Take thyme for example. Because it is a drought-friendly perennial plant that is harvested in summer and fall, thyme is usually added to summer soups or grilled veggies and meats. It becomes associated with those summer meals, reminiscent of warm, southern Mediterranean air and cuisine.
One of the origins of the herb can be tied to is Southern France. Thyme is, after all, a staple ingredient in herbs de Provence. But it also extends beyond the Mediterranean into the Middle East; it is also a staple in za’atr, often tied to Syrian, Palestinian and Lebanese cuisines. Dried thyme is also used in Armenian tisanes. In other words, it has multiple origins—roots that make it an integral part of cuisines in various parts of the world.

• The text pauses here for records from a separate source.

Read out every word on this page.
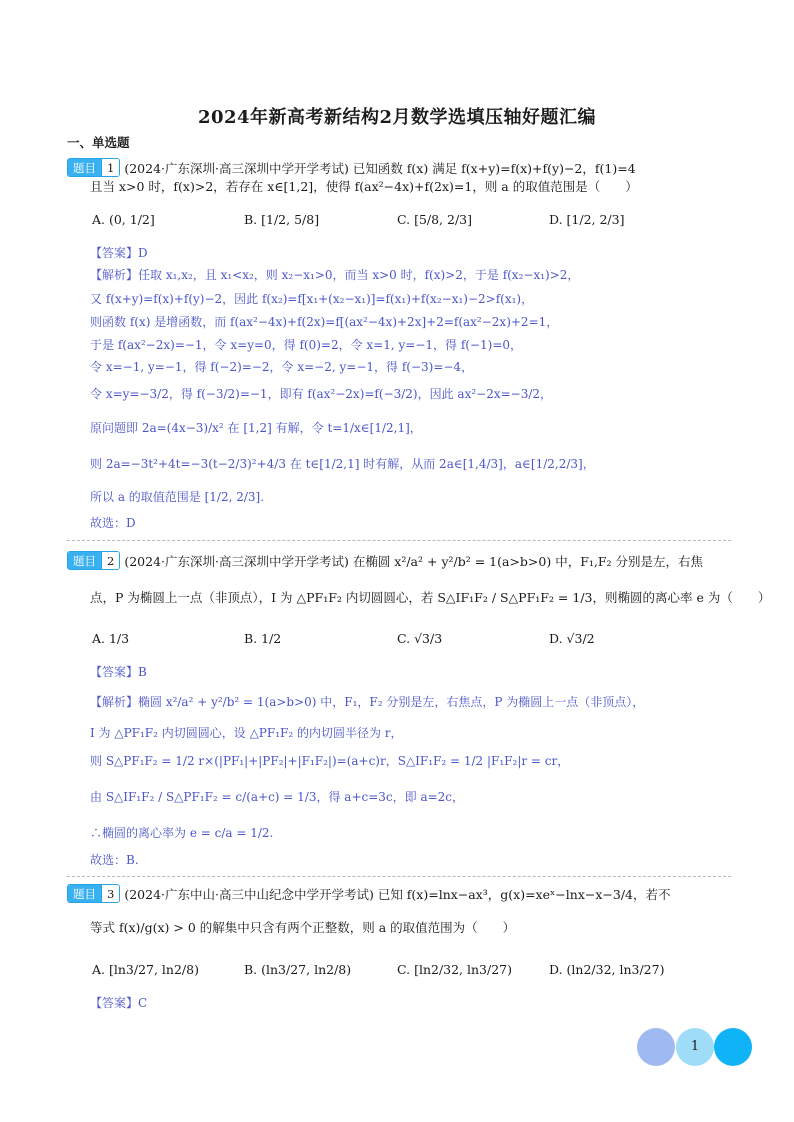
2024年新高考新结构2月数学选填压轴好题汇编
一、单选题
题目 1 (2024·广东深圳·高三深圳中学开学考试) 已知函数 f(x) 满足 f(x+y)=f(x)+f(y)−2，f(1)=4
且当 x>0 时，f(x)>2，若存在 x∈[1,2]，使得 f(ax²−4x)+f(2x)=1，则 a 的取值范围是（　　）
A. (0, 1/2]	B. [1/2, 5/8]	C. [5/8, 2/3]	D. [1/2, 2/3]
【答案】D
【解析】任取 x₁,x₂，且 x₁<x₂，则 x₂−x₁>0，而当 x>0 时，f(x)>2，于是 f(x₂−x₁)>2，
又 f(x+y)=f(x)+f(y)−2，因此 f(x₂)=f[x₁+(x₂−x₁)]=f(x₁)+f(x₂−x₁)−2>f(x₁)，
则函数 f(x) 是增函数，而 f(ax²−4x)+f(2x)=f[(ax²−4x)+2x]+2=f(ax²−2x)+2=1，
于是 f(ax²−2x)=−1，令 x=y=0，得 f(0)=2，令 x=1, y=−1，得 f(−1)=0，
令 x=−1, y=−1，得 f(−2)=−2，令 x=−2, y=−1，得 f(−3)=−4，
令 x=y=−3/2，得 f(−3/2)=−1，即有 f(ax²−2x)=f(−3/2)，因此 ax²−2x=−3/2，
原问题即 2a=(4x−3)/x² 在 [1,2] 有解，令 t=1/x∈[1/2,1]，
则 2a=−3t²+4t=−3(t−2/3)²+4/3 在 t∈[1/2,1] 时有解，从而 2a∈[1,4/3]，a∈[1/2,2/3]，
所以 a 的取值范围是 [1/2, 2/3].
故选：D
题目 2 (2024·广东深圳·高三深圳中学开学考试) 在椭圆 x²/a² + y²/b² = 1(a>b>0) 中，F₁,F₂ 分别是左，右焦
点，P 为椭圆上一点（非顶点），I 为 △PF₁F₂ 内切圆圆心，若 S△IF₁F₂ / S△PF₁F₂ = 1/3，则椭圆的离心率 e 为（　　）
A. 1/3	B. 1/2	C. √3/3	D. √3/2
【答案】B
【解析】椭圆 x²/a² + y²/b² = 1(a>b>0) 中，F₁，F₂ 分别是左，右焦点，P 为椭圆上一点（非顶点），
I 为 △PF₁F₂ 内切圆圆心，设 △PF₁F₂ 的内切圆半径为 r，
则 S△PF₁F₂ = 1/2 r×(|PF₁|+|PF₂|+|F₁F₂|)=(a+c)r，S△IF₁F₂ = 1/2 |F₁F₂|r = cr，
由 S△IF₁F₂ / S△PF₁F₂ = c/(a+c) = 1/3，得 a+c=3c，即 a=2c，
∴椭圆的离心率为 e = c/a = 1/2.
故选：B.
题目 3 (2024·广东中山·高三中山纪念中学开学考试) 已知 f(x)=lnx−ax³，g(x)=xeˣ−lnx−x−3/4，若不
等式 f(x)/g(x) > 0 的解集中只含有两个正整数，则 a 的取值范围为（　　）
A. [ln3/27, ln2/8)	B. (ln3/27, ln2/8)	C. [ln2/32, ln3/27)	D. (ln2/32, ln3/27)
【答案】C
1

Even the word thyme originates from the Greek word thumos, or the Latin word fumus, both of which mean “smoke.” Ancient Romans and Greeks used thyme in their baths and as incense, while ancient Egyptians used it in their embalming process. For the Egyptians, thyme was associated with health, vigor, strength and purity. In the Middle Ages, thyme was emblematic of courage, and women often gifted the herb to knights and other warriors, or embroidered it into scarves they presented instead. Thyme served as a protection—a boon. The Romans are the ones who are often credited with bringing thyme beyond the Mediterranean, and today there exist over three hundred varieties of the herb.
Sold fresh, it has a shelf life of a week, and is present in summertime cocktails and grilled dishes. It pairs well with tomatoes, chicken or eggplant. Dried, it holds up and becomes a key player in cuisines around North Africa, Eastern and Western Europe, and the Middle East. Toss some onto a sliced bagel with cream cheese and see what you think.
Herbs may not take center stage, but these unsung heroes form the basis of our best culinary experiences. Personally, I like my dried thyme in the form of za’atar, sprinkled generously atop a piece of toast with cream cheese. Or a fresh sprig atop a gin fizz, when I convince myself to spring for a bunch.